Bose-Einstein Condensation versus Dicke-Hepp-Lieb Transition in an Optical Cavity

TL;DR

This paper provides an exact phase diagram for an ideal Bose gas in an optical cavity, revealing the interplay between Bose-Einstein condensation and self-organization, including effects of temperature and atomic-photon coupling.

Contribution

It offers a comprehensive analysis of the phase transitions and spectrum evolution in a coupled atom-cavity system, highlighting the bi-critical point and temperature-dependent behaviors.

Findings

Identification of a bi-critical point where phase transitions cross.

Suppression of BEC critical temperature due to density modulation.

Temperature-dependent evolution of the polariton spectrum.

Abstract

We provide an exact solution for the interplay between Bose-Einstein condensation and the Dicke-Hepp-Lieb self-organization transition of an ideal Bose gas trapped inside a single-mode optical cavity and subject to a transverse laser drive. Based on an effective action approach, we determine the full phase diagram at arbitrary temperature, which features a bi-critical point where the transitions cross. We calculate the dynamically generated band structure of the atoms and the associated supression of the critical temperature for Bose-Einstein condensation in the phase with a spontaneous periodic density modulation.
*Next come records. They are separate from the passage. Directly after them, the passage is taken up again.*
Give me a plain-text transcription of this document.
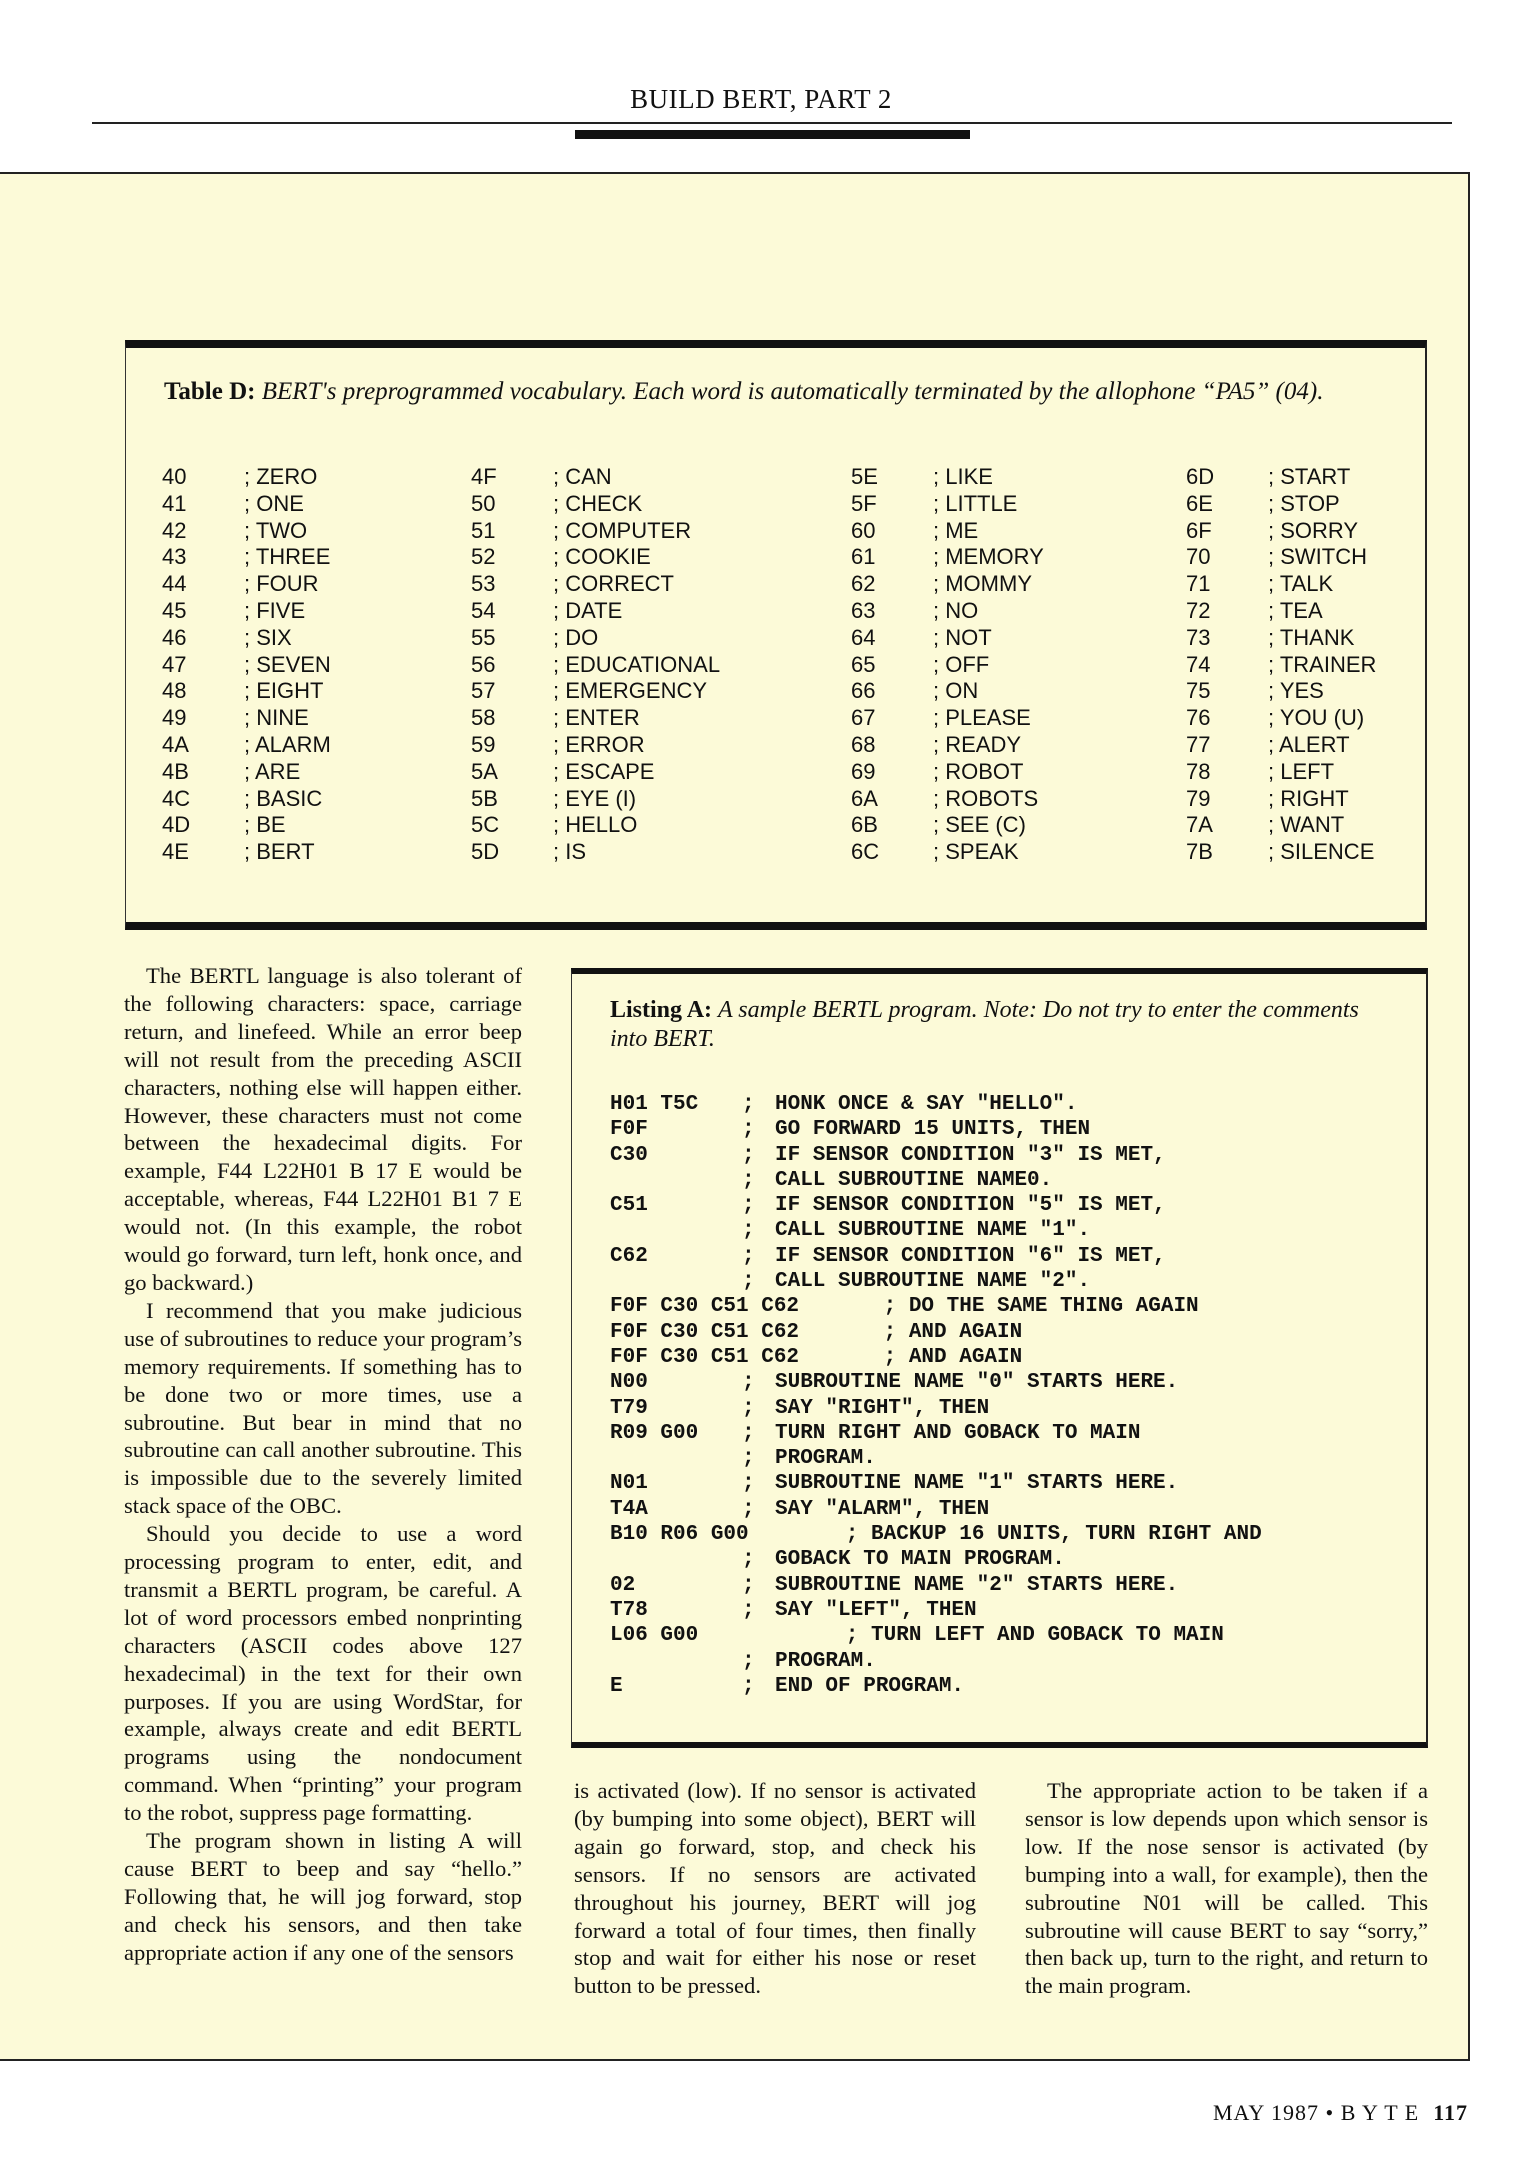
BUILD BERT, PART 2
Table D: BERT's preprogrammed vocabulary. Each word is automatically terminated by the allophone “PA5” (04).
40	; ZERO
41	; ONE
42	; TWO
43	; THREE
44	; FOUR
45	; FIVE
46	; SIX
47	; SEVEN
48	; EIGHT
49	; NINE
4A	; ALARM
4B	; ARE
4C ; BASIC
4D ; BE
4E	; BERT
4F	; CAN
50	; CHECK
51	; COMPUTER
52	; COOKIE
53	; CORRECT
54	; DATE
55	; DO
56	; EDUCATIONAL
57	; EMERGENCY
58	; ENTER
59	; ERROR
5A	; ESCAPE
5B	; EYE (I)
5C ; HELLO
5D ; IS
5E	; LIKE
5F	; LITTLE
60	; ME
61	; MEMORY
62	; MOMMY
63	; NO
64	; NOT
65	; OFF
66	; ON
67	; PLEASE
68	; READY
69	; ROBOT
6A	; ROBOTS
6B	; SEE (C)
6C ; SPEAK
6D ; START
6E	; STOP
6F	; SORRY
70	; SWITCH
71	; TALK
72	; TEA
73	; THANK
74	; TRAINER
75	; YES
76	; YOU (U)
77	; ALERT
78	; LEFT
79	; RIGHT
7A	; WANT
7B	; SILENCE

The BERTL language is also tolerant of the following characters: space, carriage return, and linefeed. While an error beep will not result from the preceding ASCII characters, nothing else will happen either. However, these characters must not come between the hexadecimal digits. For example, F44 L22H01 B 17 E would be acceptable, whereas, F44 L22H01 B1 7 E would not. (In this example, the robot would go forward, turn left, honk once, and go backward.)

I recommend that you make judicious use of subroutines to reduce your program’s memory requirements. If something has to be done two or more times, use a subroutine. But bear in mind that no subroutine can call another subroutine. This is impossible due to the severely limited stack space of the OBC.

Should you decide to use a word processing program to enter, edit, and transmit a BERTL program, be careful. A lot of word processors embed nonprinting characters (ASCII codes above 127 hexadecimal) in the text for their own purposes. If you are using WordStar, for example, always create and edit BERTL programs using the nondocument command. When “printing” your program to the robot, suppress page formatting.

The program shown in listing A will cause BERT to beep and say “hello.” Following that, he will jog forward, stop and check his sensors, and then take appropriate action if any one of the sensors

Listing A: A sample BERTL program. Note: Do not try to enter the comments into BERT.
H01 T5C ; HONK ONCE & SAY "HELLO".
F0F	; GO FORWARD 15 UNITS, THEN
C30	; IF SENSOR CONDITION "3" IS MET,
; CALL SUBROUTINE NAME0.
C51	; IF SENSOR CONDITION "5" IS MET,
; CALL SUBROUTINE NAME "1".
C62	; IF SENSOR CONDITION "6" IS MET,
; CALL SUBROUTINE NAME "2".
F0F C30 C51 C62 ; DO THE SAME THING AGAIN
F0F C30 C51 C62 ; AND AGAIN
F0F C30 C51 C62 ; AND AGAIN
N00	; SUBROUTINE NAME "0" STARTS HERE.
T79	; SAY "RIGHT", THEN
R09 G00 ; TURN RIGHT AND GOBACK TO MAIN
; PROGRAM.
N01	; SUBROUTINE NAME "1" STARTS HERE.
T4A	; SAY "ALARM", THEN
B10 R06 G00	; BACKUP 16 UNITS, TURN RIGHT AND
; GOBACK TO MAIN PROGRAM.
02	; SUBROUTINE NAME "2" STARTS HERE.
T78	; SAY "LEFT", THEN
L06 G00	; TURN LEFT AND GOBACK TO MAIN
; PROGRAM.
E	; END OF PROGRAM.

is activated (low). If no sensor is activated (by bumping into some object), BERT will again go forward, stop, and check his sensors. If no sensors are activated throughout his journey, BERT will jog forward a total of four times, then finally stop and wait for either his nose or reset button to be pressed.

The appropriate action to be taken if a sensor is low depends upon which sensor is low. If the nose sensor is activated (by bumping into a wall, for example), then the subroutine N01 will be called. This subroutine will cause BERT to say “sorry,” then back up, turn to the right, and return to the main program.

MAY 1987 • B Y T E 117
Moreover, we determine the evolution of the polariton spectrum due to the coupling of the cavity photons and the atomic field near the self-organization transition, which is quite different above or below the Bose-Einstein condensation temperature. At low temperatures, the critical value of the Dicke-Hepp-Lieb transition decreases with temperature and thus thermal fluctuations can enhance the tendency to a periodic arrangement of the atoms.